Specifically, on a dataset of 963 validation cases, the software was non-inferior to six dermatologists and superior to six primary care physicians and six nurse practitioners. The top-1 accuracy – the proportion of samples where the top choice of diagnosis matched the true diagnosis – was 0.66 for Derm Assist, 0.63 for the dermatologists, 0.44 for the primary care doctors and 0.40 for the nurses.
Newer research, published in Jama this month, ploughs a similar furrow, showing that use of the technology by non-specialist healthcare workers was significantly associated with higher agreement with reference diagnoses. For GPs, the increase in diagnostic agreement was 10%, from 48% to 58%; for nurse practitioners, the increase was 12%, from 46% to 58%.
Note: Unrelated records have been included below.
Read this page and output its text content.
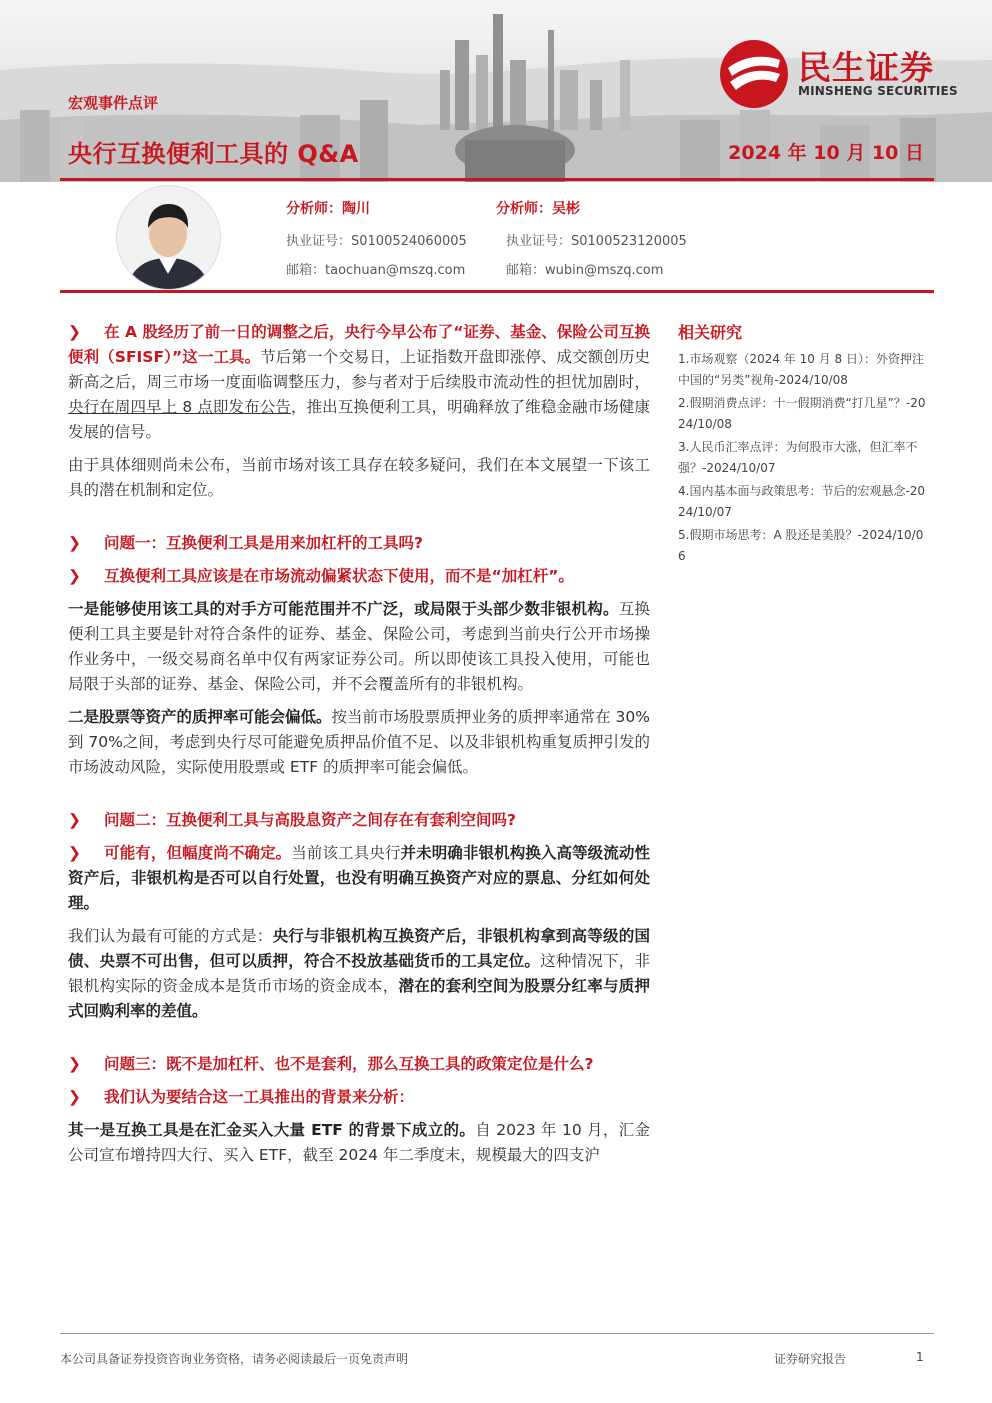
民生证券
MINSHENG SECURITIES
宏观事件点评
央行互换便利工具的 Q&A	2024 年 10 月 10 日
分析师：陶川
执业证号：S0100524060005
邮箱：taochuan@mszq.com
分析师：吴彬
执业证号：S0100523120005
邮箱：wubin@mszq.com

❯ 在 A 股经历了前一日的调整之后，央行今早公布了“证券、基金、保险公司互换便利（SFISF）”这一工具。节后第一个交易日，上证指数开盘即涨停、成交额创历史新高之后，周三市场一度面临调整压力，参与者对于后续股市流动性的担忧加剧时，央行在周四早上 8 点即发布公告，推出互换便利工具，明确释放了维稳金融市场健康发展的信号。

由于具体细则尚未公布，当前市场对该工具存在较多疑问，我们在本文展望一下该工具的潜在机制和定位。

❯ 问题一：互换便利工具是用来加杠杆的工具吗?

❯ 互换便利工具应该是在市场流动偏紧状态下使用，而不是“加杠杆”。

一是能够使用该工具的对手方可能范围并不广泛，或局限于头部少数非银机构。互换便利工具主要是针对符合条件的证券、基金、保险公司，考虑到当前央行公开市场操作业务中，一级交易商名单中仅有两家证券公司。所以即使该工具投入使用，可能也局限于头部的证券、基金、保险公司，并不会覆盖所有的非银机构。

二是股票等资产的质押率可能会偏低。按当前市场股票质押业务的质押率通常在 30%到 70%之间，考虑到央行尽可能避免质押品价值不足、以及非银机构重复质押引发的市场波动风险，实际使用股票或 ETF 的质押率可能会偏低。

❯ 问题二：互换便利工具与高股息资产之间存在有套利空间吗?

❯ 可能有，但幅度尚不确定。当前该工具央行并未明确非银机构换入高等级流动性资产后，非银机构是否可以自行处置，也没有明确互换资产对应的票息、分红如何处理。

我们认为最有可能的方式是：央行与非银机构互换资产后，非银机构拿到高等级的国债、央票不可出售，但可以质押，符合不投放基础货币的工具定位。这种情况下，非银机构实际的资金成本是货币市场的资金成本，潜在的套利空间为股票分红率与质押式回购利率的差值。

❯ 问题三：既不是加杠杆、也不是套利，那么互换工具的政策定位是什么?

❯ 我们认为要结合这一工具推出的背景来分析：

其一是互换工具是在汇金买入大量 ETF 的背景下成立的。自 2023 年 10 月，汇金公司宣布增持四大行、买入 ETF，截至 2024 年二季度末，规模最大的四支沪

相关研究
1.市场观察（2024 年 10 月 8 日）：外资押注中国的“另类”视角-2024/10/08
2.假期消费点评：十一假期消费“打几星”？-2024/10/08
3.人民币汇率点评：为何股市大涨，但汇率不强？-2024/10/07
4.国内基本面与政策思考：节后的宏观悬念-2024/10/07
5.假期市场思考：A 股还是美股？-2024/10/06
本公司具备证券投资咨询业务资格，请务必阅读最后一页免责声明	证券研究报告	1
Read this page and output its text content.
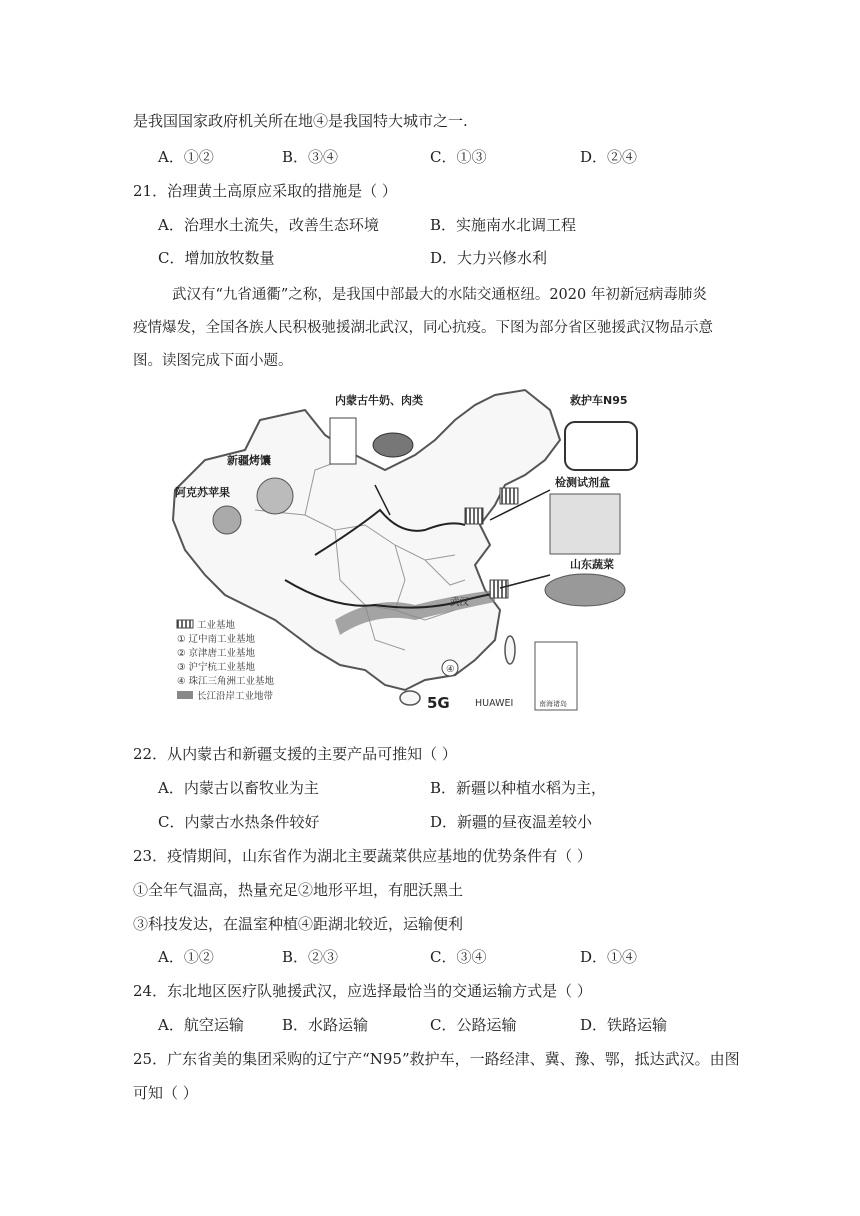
是我国国家政府机关所在地④是我国特大城市之一.
A．①②	B．③④	C．①③	D．②④
21．治理黄土高原应采取的措施是（ ）
A．治理水土流失，改善生态环境	B．实施南水北调工程
C．增加放牧数量	D．大力兴修水利
武汉有“九省通衢”之称，是我国中部最大的水陆交通枢纽。2020 年初新冠病毒肺炎
疫情爆发，全国各族人民积极驰援湖北武汉，同心抗疫。下图为部分省区驰援武汉物品示意
图。读图完成下面小题。
④
内蒙古牛奶、肉类	救护车N95
新疆烤馕
阿克苏苹果
检测试剂盒
山东蔬菜
武汉
5G	HUAWEI	南海诸岛
工业基地
① 辽中南工业基地
② 京津唐工业基地
③ 沪宁杭工业基地
④ 珠江三角洲工业基地
长江沿岸工业地带
22．从内蒙古和新疆支援的主要产品可推知（ ）
A．内蒙古以畜牧业为主	B．新疆以种植水稻为主，
C．内蒙古水热条件较好	D．新疆的昼夜温差较小
23．疫情期间，山东省作为湖北主要蔬菜供应基地的优势条件有（ ）
①全年气温高，热量充足②地形平坦，有肥沃黑土
③科技发达，在温室种植④距湖北较近，运输便利
A．①②	B．②③	C．③④	D．①④
24．东北地区医疗队驰援武汉，应选择最恰当的交通运输方式是（ ）
A．航空运输	B．水路运输	C．公路运输	D．铁路运输
25．广东省美的集团采购的辽宁产“N95”救护车，一路经津、冀、豫、鄂，抵达武汉。由图
可知（ ）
A pilot launch of Derm Assist in the EU is pencilled in for the end of this year. The software will be available free, prompting some to wonder whether Google will attempt to monetise users’ data.
Google has denied this, stating that the information and photos provided are private and encrypted, and will not be used to target advertising. It would save images in order to further train the Derm Assist algorithm, but only if users give explicit permission.
The uncertainties with this technology go beyond whether, or how, Google will make money from it. Given that the clinical data on Derm Assist do not assess it in its approved setting, the crucial point is that it remains unproven that the programme will actually improve care.